Dryjacket might be an odd name for a band, but we’re entering an era with an abundance of bands named after inanimate objects so it’s not all that out of place. However the New Jersey four piece set themselves apart from the stereotypes of the ‘emo’ revival scene infusing their music with elements of jazz, math-rock and an immense sense of positivity and drive.

Greeted by guitarist Brad Wyllner and vocalist Joe Junod, we go to the upstairs of The Bodega where they introduce me to bassist and vocalist Ian Foley and drummer Adam Cerdan.  The four of them sound check before we retreat to the leather sofas conveniently located in a quiet corner to begin interviewing.

For a band to be contacted by Hopeless within a year of forming is a pretty big deal. Only forming in 2014, they seem surprised themselves. ‘It was pretty surreal’ says Brad, ‘A lot of us grew up listening to the bands that were on Hopeless’.  Adam adds ‘When Hopeless signed us the emo revival thing was happening real hard, so I think thought lets pick up this band from the Philly area that’s kind of doing the emo thing.’

“The music just writes itself now…”

It’s important to not overlook musical backgrounds of bands and musicians. In a day and age where music is so accessible it is easy to take music at face value and ignore the process and history that shapes the music we hear. Joe played the trumpet in high school which explains a lot of the jazz influences intertwined with their music, Adam was in a marching band and Ian played the cello.  Brad explains how the band began saying ‘We were all into music growing up and had siblings that were into this sort of music and got us into bands like American Football. Living in our area it seemed like you would be involved in music somehow, we just slowly came together and formed this band.’

Bands are constantly evolving and Dryjacket are no different, Brad speaks of their evolution since they began. ‘We work a little bit more efficiently now everyone knows how each other operate, it’s like we all finish each other’s sentences with music instead.’ The relationships between members of a band are the glue that holds them together. Adam expresses this notion with great enthusiasm. ‘Joe came to us with a song recently and I immediately knew what my part was gonna be and we thought “oh it just writes itself now”. So I think now we connect and understand each other’s writing styles better now’.


It’s fascinating to understand the differences within live music across the globe and captivating to realise that people in different parts of the world are all brought together by the same the same music. Live music unites people in a way that society often takes for granted. The band talk about the biggest differences they have noticed on their second UK tour between US and British live music culture; praising the UK’s live culture; ‘I think people in the UK are more willing to show that they’re excited about the music if they are, in the states there’s a mentality where even if they know the words they won’t always sing along, you have to prove yourself.’

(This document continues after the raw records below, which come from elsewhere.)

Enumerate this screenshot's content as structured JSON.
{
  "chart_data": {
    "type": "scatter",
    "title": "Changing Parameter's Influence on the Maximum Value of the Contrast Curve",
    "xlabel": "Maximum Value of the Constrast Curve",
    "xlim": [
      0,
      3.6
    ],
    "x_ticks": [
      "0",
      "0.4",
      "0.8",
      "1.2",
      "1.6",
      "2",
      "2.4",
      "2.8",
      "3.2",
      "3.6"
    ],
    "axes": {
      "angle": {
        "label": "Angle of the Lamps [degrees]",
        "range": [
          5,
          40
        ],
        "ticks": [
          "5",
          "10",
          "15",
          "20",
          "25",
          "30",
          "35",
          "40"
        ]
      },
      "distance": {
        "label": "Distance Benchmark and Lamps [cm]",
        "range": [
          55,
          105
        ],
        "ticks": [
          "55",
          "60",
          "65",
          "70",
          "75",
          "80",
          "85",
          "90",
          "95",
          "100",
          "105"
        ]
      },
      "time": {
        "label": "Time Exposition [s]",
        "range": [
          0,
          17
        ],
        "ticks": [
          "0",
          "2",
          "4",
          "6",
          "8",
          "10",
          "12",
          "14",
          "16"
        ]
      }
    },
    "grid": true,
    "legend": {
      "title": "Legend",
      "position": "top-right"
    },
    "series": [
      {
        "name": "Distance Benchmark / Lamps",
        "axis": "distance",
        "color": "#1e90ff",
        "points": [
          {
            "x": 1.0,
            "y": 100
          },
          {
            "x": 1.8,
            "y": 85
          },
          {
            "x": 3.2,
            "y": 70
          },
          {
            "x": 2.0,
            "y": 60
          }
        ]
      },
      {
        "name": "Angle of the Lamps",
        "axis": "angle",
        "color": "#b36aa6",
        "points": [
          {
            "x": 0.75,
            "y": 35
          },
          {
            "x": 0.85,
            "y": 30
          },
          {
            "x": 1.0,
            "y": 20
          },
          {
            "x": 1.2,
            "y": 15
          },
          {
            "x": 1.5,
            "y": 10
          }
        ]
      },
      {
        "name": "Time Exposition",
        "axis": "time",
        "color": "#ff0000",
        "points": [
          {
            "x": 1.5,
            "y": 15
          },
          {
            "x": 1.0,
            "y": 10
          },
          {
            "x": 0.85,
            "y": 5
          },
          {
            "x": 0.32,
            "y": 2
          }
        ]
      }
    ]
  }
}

The interview is wrapped up with Joe talking about the new album. ‘We’ve just been working on a new album just demoing songs we already have half the record demoed, the game plan for when we get home from this tour is that there’s a couple of demoed tracks that we have to work on still and then just write the rest, we’re hopefully gonna record in summer.’

Dryjacket are a band who clearly loves what they do and are rightfully excited about their future, and so are we.